The Wisdom of the Crowd: Social Networking Meets Capital Formation
Last year I had a chance to visit Washington D.C. and tour the Washington Monument. I later learned that this magnificent national icon was, in fact, an early example of crowd funding. Crowd funding is the process of aggregating small amounts of money from a large number of people in order to accomplish great things.
It turns out that the construction of Washington Monument was crowd funded by small contributions from individuals across the country. Fund-raisers even placed donation boxes (like the one in the photo) next to ballot boxes on election day in 1860, when voters chose Illinois congressman Abraham Lincoln as president.
Leveraging the power of crowds is not a new concept. The quest to find a vaccine for polio was a “march of dimes,” and we’re all familiar with the fundraising “thermometer” technique used by many nonprofits to raise money for a particular cause or goal.
However, the Securities Act of 1933 and the Exchange Act of 1934 introduced significant regulation to large scale collective fundraising activities. While donations were excluded from regulation, investments in debt and equity securities became subject to the purview of the Securities and Exchange Commission (SEC).
I have worked on numerous public company audits and can attest to the extensive SEC compliance requirements.
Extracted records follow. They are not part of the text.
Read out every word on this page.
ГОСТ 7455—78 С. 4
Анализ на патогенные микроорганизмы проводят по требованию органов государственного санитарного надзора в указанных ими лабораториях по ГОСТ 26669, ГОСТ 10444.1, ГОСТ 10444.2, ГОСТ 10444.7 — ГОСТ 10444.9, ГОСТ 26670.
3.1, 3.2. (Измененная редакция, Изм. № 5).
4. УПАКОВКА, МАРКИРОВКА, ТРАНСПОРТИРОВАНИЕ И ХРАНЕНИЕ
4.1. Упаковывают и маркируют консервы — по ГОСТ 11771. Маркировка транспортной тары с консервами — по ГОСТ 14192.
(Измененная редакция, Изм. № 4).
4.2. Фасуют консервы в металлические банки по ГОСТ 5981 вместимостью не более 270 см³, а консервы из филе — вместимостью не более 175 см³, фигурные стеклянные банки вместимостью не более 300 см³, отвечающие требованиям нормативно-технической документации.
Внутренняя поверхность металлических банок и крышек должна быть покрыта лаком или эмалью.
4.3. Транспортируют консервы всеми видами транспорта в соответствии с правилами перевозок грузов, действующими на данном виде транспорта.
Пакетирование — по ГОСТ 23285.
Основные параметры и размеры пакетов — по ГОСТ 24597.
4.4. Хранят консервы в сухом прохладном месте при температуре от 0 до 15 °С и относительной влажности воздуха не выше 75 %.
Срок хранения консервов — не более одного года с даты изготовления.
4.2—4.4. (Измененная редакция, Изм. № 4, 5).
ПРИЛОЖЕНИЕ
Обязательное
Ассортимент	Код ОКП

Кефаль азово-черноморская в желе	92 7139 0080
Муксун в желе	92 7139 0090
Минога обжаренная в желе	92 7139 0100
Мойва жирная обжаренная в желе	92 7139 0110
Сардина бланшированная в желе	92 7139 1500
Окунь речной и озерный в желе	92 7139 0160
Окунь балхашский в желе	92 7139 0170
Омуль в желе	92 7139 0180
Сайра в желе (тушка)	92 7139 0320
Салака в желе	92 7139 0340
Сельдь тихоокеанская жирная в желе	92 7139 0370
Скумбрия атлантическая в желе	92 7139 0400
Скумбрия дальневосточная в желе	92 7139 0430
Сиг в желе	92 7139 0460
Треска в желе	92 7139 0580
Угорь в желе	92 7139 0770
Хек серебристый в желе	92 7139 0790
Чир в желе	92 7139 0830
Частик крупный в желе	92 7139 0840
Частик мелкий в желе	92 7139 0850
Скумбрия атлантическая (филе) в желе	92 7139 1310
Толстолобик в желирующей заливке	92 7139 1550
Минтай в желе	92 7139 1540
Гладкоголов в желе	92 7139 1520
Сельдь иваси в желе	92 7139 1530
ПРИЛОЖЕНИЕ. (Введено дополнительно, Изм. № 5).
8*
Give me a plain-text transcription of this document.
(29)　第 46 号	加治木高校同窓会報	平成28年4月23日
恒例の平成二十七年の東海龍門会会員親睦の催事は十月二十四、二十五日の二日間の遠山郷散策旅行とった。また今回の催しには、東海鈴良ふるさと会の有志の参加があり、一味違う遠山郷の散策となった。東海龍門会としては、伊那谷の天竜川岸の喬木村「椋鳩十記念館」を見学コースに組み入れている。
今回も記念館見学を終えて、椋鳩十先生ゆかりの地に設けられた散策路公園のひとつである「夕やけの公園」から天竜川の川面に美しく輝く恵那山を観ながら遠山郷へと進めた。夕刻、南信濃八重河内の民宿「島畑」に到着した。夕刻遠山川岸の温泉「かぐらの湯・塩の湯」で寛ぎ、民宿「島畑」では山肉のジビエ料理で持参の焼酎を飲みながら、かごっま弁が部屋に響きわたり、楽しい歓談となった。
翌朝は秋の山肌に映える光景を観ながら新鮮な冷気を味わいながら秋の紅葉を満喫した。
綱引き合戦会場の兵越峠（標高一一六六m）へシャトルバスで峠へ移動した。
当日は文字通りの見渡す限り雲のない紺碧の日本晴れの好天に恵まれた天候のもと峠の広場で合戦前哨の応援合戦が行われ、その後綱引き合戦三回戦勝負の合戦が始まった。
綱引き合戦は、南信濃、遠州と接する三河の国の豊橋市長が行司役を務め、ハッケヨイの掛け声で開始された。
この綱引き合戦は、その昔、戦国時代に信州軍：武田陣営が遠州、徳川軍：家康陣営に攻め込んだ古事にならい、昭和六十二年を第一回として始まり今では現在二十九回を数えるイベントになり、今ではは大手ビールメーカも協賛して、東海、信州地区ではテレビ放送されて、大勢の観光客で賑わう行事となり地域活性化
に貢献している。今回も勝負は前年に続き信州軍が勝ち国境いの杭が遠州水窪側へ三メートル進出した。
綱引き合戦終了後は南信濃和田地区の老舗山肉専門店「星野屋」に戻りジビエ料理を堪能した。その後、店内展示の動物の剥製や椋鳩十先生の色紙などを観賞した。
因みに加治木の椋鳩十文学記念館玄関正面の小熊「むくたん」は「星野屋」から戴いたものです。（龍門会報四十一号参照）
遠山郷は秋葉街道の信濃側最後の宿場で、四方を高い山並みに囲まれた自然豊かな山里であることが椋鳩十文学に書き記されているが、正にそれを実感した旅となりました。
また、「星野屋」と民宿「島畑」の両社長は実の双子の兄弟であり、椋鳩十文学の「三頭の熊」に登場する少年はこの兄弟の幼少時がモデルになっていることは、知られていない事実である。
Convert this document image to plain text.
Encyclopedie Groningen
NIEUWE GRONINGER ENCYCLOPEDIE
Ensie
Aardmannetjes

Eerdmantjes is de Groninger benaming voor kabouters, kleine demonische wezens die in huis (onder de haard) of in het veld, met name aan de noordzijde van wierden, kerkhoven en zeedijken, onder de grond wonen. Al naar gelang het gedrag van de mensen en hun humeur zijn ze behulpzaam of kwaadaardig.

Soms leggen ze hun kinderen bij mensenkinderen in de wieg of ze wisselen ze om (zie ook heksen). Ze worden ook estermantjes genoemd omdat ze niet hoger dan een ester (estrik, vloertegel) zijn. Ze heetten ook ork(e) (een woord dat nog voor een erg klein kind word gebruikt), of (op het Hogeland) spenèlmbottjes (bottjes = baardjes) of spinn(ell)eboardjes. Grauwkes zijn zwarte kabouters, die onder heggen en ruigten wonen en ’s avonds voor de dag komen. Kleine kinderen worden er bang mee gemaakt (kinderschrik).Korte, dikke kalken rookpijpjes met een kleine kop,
While these regulations provide significant safeguards to prevent fraud and increase marketplace integrity, they also have the unintended consequence of limiting capital formation options for smaller companies, including startups developing innovative technologies. In other words, you’re not going to spend $2 million dollars on legal and accounting fees if your startup is trying to raise $1 million for an equity offering.
The SEC does have several safe harbors that provide exemptions from securities registration. However, most of these exemptions become invalid once “general solicitation” (i.e. public advertising) occurs. Of course, the dawn of social media and massive connectivity tools was never anticipated in the early 1930’s when the SEC rules were established.
On November 3rd, the House of Representatives passed the “Entrepreneur Access to Capital Act” (HR 2930). The bill, authored by Representative Patrick McHenry (R-N.C.), enjoyed widespread bipartisan support, along with backing from the White House (a .pdf file declaring the President’s support is here.) It passed easily by a vote of 407 – 17. HR 2930 provides a crowd funding exemption from SEC registration with a few caveats:
—A $10,000 limit per investor (or 10 percent of annual income, whichever is less).
—A cap on the amount a company can raise of $1 million per offering (and up to $2 million if audited financial statements are provided).
—No limit on the number of accredited or unaccredited investors.
With startup companies struggling to raise funds and the capital markets still reeling from the banking crisis of 2008, the advent of crowd funding may well find a welcome home in business plans throughout the U.S. This new capital formation pathway needs to be balanced with safeguards to prevent fraud and protect the investing public. Thankfully, newer (and crowd-based) tools to monitor online reputations are emerging. Either way, the potential to unleash untold numbers of new ventures is certainly exciting for would-be entrepreneurs. Up next for crowd funding—the U.S. Senate.